Load the sentence embedding model.

In [None]:
sentence_model = SentenceTransformer('sentence-transformers/all-distilroberta-v1')

Let's try embedding a sentence. What is the shape of the embedding?

In [None]:
embedding = sentence_model.encode("this is a sentence")
print(embedding.shape)

In [None]:
def cosine_similarity(one, two):
  return np.dot(one,two) / (sqrt(np.dot(one,one)) * sqrt(np.dot(two,two)))

In [None]:
def get_embeddings(data, model):
    X = []

    # Get sentence embeddings for each doc
    for idx, doc in tqdm(data):
        embedding = model.encode(doc)
        X.append(embedding)

    return np.array(X)

In [None]:
def run_all(data, model, num_clusters=10):

    embeddings = get_embeddings(data, model)

    # Run K-means
    kmeans = KMeans(n_clusters=num_clusters, random_state=0).fit(embeddings)

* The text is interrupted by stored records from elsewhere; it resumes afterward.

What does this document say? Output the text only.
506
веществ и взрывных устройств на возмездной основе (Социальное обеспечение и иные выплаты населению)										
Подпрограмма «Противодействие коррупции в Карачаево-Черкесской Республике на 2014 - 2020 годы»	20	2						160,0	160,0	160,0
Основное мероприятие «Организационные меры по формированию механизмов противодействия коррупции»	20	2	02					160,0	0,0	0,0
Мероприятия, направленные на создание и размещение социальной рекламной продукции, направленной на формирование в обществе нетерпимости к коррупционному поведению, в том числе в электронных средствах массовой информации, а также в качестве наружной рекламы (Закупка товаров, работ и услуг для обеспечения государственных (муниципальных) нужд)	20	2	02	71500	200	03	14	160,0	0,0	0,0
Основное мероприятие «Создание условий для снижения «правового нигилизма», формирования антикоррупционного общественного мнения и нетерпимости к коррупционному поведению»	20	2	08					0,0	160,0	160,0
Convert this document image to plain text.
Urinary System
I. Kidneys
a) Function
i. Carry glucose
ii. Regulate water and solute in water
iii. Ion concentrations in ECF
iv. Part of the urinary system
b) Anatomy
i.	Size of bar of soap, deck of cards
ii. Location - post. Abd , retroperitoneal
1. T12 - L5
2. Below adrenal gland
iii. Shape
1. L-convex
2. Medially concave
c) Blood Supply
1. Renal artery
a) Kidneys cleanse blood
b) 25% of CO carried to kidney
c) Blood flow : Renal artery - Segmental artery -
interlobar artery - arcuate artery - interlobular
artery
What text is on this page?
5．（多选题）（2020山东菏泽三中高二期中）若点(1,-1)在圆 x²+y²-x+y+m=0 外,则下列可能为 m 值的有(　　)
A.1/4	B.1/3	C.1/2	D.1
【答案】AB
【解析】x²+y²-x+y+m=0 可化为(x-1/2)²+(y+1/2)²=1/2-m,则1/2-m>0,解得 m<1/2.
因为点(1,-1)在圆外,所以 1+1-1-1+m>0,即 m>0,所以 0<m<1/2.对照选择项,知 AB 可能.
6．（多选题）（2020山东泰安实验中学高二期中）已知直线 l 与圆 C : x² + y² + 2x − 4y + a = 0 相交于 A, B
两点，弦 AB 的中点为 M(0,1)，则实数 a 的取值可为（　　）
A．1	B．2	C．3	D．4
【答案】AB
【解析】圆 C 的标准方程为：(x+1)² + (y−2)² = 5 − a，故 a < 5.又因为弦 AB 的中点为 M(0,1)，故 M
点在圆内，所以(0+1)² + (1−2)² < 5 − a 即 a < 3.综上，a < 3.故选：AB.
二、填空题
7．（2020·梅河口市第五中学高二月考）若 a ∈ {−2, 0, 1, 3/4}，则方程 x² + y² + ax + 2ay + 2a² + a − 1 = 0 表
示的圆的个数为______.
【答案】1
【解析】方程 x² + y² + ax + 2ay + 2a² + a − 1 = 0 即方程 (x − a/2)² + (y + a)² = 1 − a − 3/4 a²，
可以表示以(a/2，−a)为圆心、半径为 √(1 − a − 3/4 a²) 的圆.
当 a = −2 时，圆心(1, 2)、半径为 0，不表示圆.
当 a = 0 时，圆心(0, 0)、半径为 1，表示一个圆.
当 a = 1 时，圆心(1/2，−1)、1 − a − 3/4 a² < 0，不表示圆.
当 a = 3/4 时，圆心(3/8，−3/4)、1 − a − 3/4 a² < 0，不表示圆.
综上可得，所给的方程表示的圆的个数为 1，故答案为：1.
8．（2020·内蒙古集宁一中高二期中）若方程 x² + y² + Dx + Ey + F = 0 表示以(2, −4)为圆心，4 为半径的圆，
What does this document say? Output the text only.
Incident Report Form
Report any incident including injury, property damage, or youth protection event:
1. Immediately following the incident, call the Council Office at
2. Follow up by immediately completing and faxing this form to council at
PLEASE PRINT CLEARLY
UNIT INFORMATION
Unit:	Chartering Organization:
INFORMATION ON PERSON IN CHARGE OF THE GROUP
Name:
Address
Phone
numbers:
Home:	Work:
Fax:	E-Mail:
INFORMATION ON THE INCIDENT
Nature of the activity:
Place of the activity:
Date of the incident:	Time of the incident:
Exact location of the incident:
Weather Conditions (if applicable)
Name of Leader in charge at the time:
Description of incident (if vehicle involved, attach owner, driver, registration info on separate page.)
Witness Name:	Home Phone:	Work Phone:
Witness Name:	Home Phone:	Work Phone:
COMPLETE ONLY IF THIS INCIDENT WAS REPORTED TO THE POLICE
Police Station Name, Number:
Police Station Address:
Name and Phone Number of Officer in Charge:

    # For each cluster, print out the n documents closest to the cluster center
    clusters = {}
    for idx, label in enumerate(kmeans.labels_):
        if label not in clusters:
            clusters[label] = []
        clusters[label].append((idx, data[idx][1]))

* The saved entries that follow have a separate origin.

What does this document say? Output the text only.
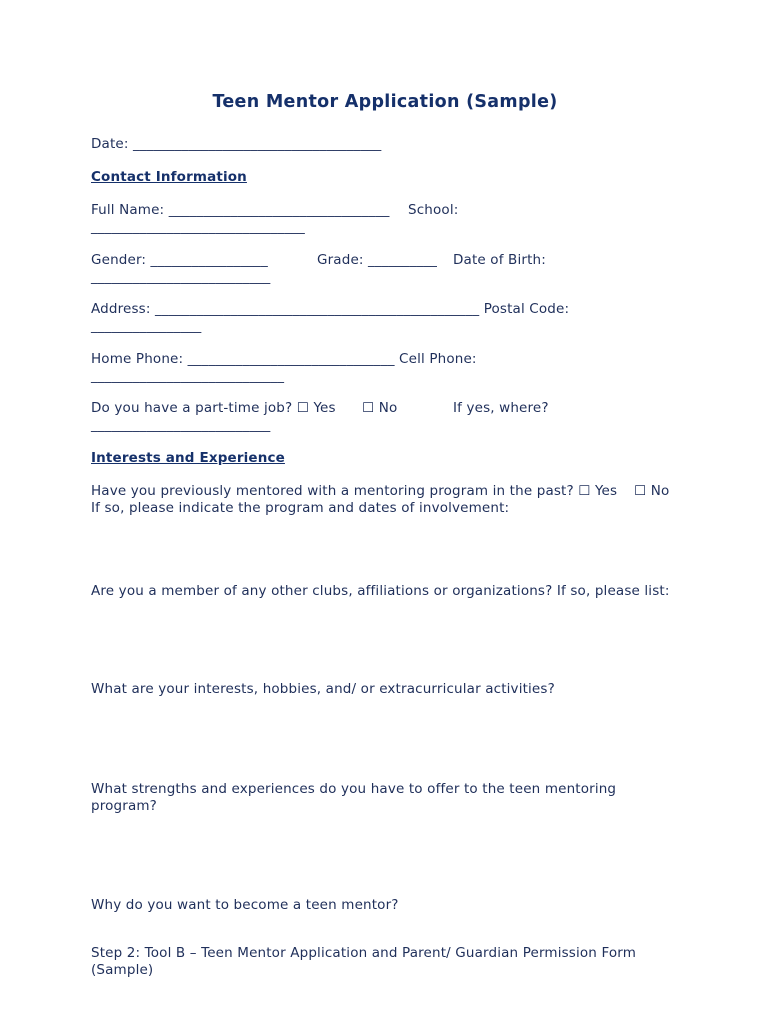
Teen Mentor Application (Sample)
Date: ____________________________________
Contact Information
Full Name: ________________________________ School:
_______________________________
Gender: _________________	Grade: __________ Date of Birth:
__________________________
Address: _______________________________________________ Postal Code:
________________
Home Phone: ______________________________ Cell Phone:
____________________________
Do you have a part-time job? ☐ Yes ☐ No	If yes, where?
__________________________
Interests and Experience
Have you previously mentored with a mentoring program in the past? ☐ Yes ☐ No
If so, please indicate the program and dates of involvement:
Are you a member of any other clubs, affiliations or organizations? If so, please list:
What are your interests, hobbies, and/ or extracurricular activities?
What strengths and experiences do you have to offer to the teen mentoring
program?
Why do you want to become a teen mentor?
Step 2: Tool B – Teen Mentor Application and Parent/ Guardian Permission Form
(Sample)
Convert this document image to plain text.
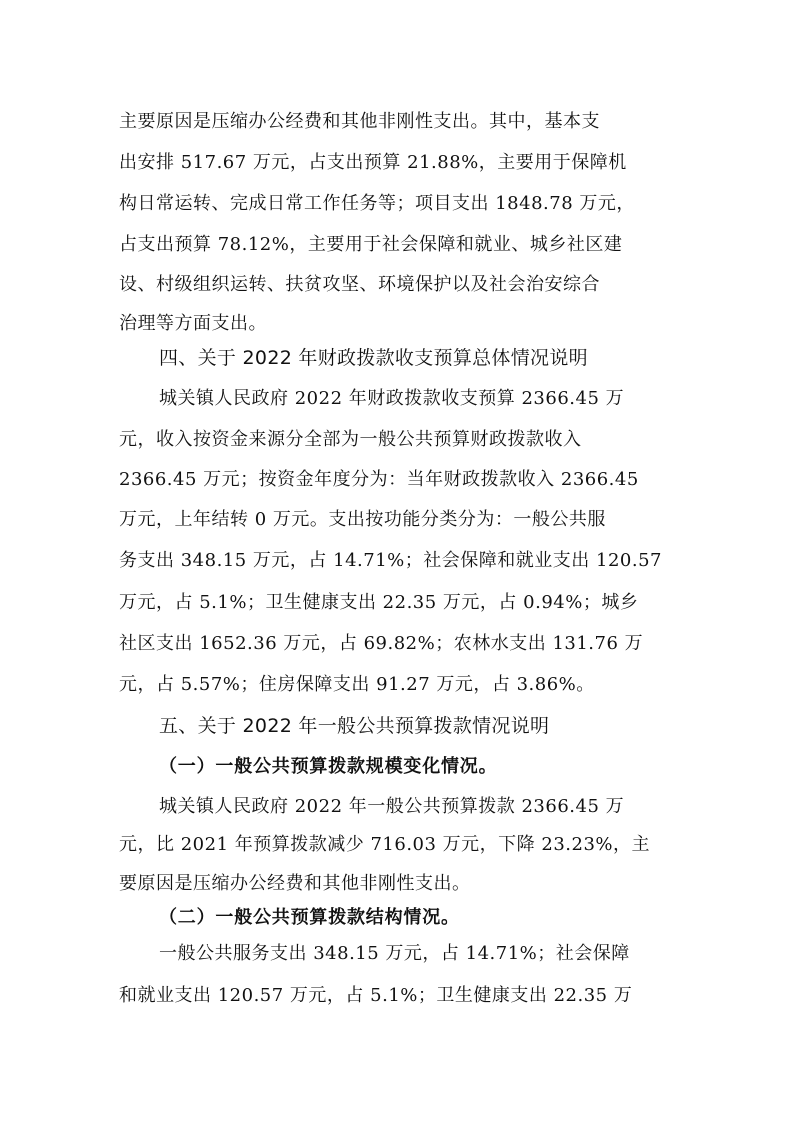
主要原因是压缩办公经费和其他非刚性支出。其中，基本支
出安排 517.67 万元，占支出预算 21.88%，主要用于保障机
构日常运转、完成日常工作任务等；项目支出 1848.78 万元，
占支出预算 78.12%，主要用于社会保障和就业、城乡社区建
设、村级组织运转、扶贫攻坚、环境保护以及社会治安综合
治理等方面支出。
四、关于 2022 年财政拨款收支预算总体情况说明
城关镇人民政府 2022 年财政拨款收支预算 2366.45 万
元，收入按资金来源分全部为一般公共预算财政拨款收入
2366.45 万元；按资金年度分为：当年财政拨款收入 2366.45
万元，上年结转 0 万元。支出按功能分类分为：一般公共服
务支出 348.15 万元，占 14.71%；社会保障和就业支出 120.57
万元，占 5.1%；卫生健康支出 22.35 万元，占 0.94%；城乡
社区支出 1652.36 万元，占 69.82%；农林水支出 131.76 万
元，占 5.57%；住房保障支出 91.27 万元，占 3.86%。
五、关于 2022 年一般公共预算拨款情况说明
（一）一般公共预算拨款规模变化情况。
城关镇人民政府 2022 年一般公共预算拨款 2366.45 万
元，比 2021 年预算拨款减少 716.03 万元，下降 23.23%，主
要原因是压缩办公经费和其他非刚性支出。
（二）一般公共预算拨款结构情况。
一般公共服务支出 348.15 万元，占 14.71%；社会保障
和就业支出 120.57 万元，占 5.1%；卫生健康支出 22.35 万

    for label in clusters:
        sims = {}
        cluster_center = kmeans.cluster_centers_[label]
        for idx, doc in clusters[label]:
            sim = cosine_similarity(cluster_center, embeddings[idx])
            sims[idx] = sim
        for k, v in sorted(sims.items(), key=lambda item: item[1], reverse=True)[:5]:
            print(k,"%.3f" % v, data[k][1])
        
        print()


# Book titles

In [None]:
run_all(book_titles[:1000], sentence_model, num_clusters=10)

# Movie summaries

In [None]:
run_all(movies[:100], sentence_model, num_clusters=10)

**Q1**: Play around with this method and vary the number of movies clustered, along with the number of clusters.  How would you rate the coherence and interepretability of these clusters? Try to label some of the clusters and discuss with your neighbors about the overall coherence.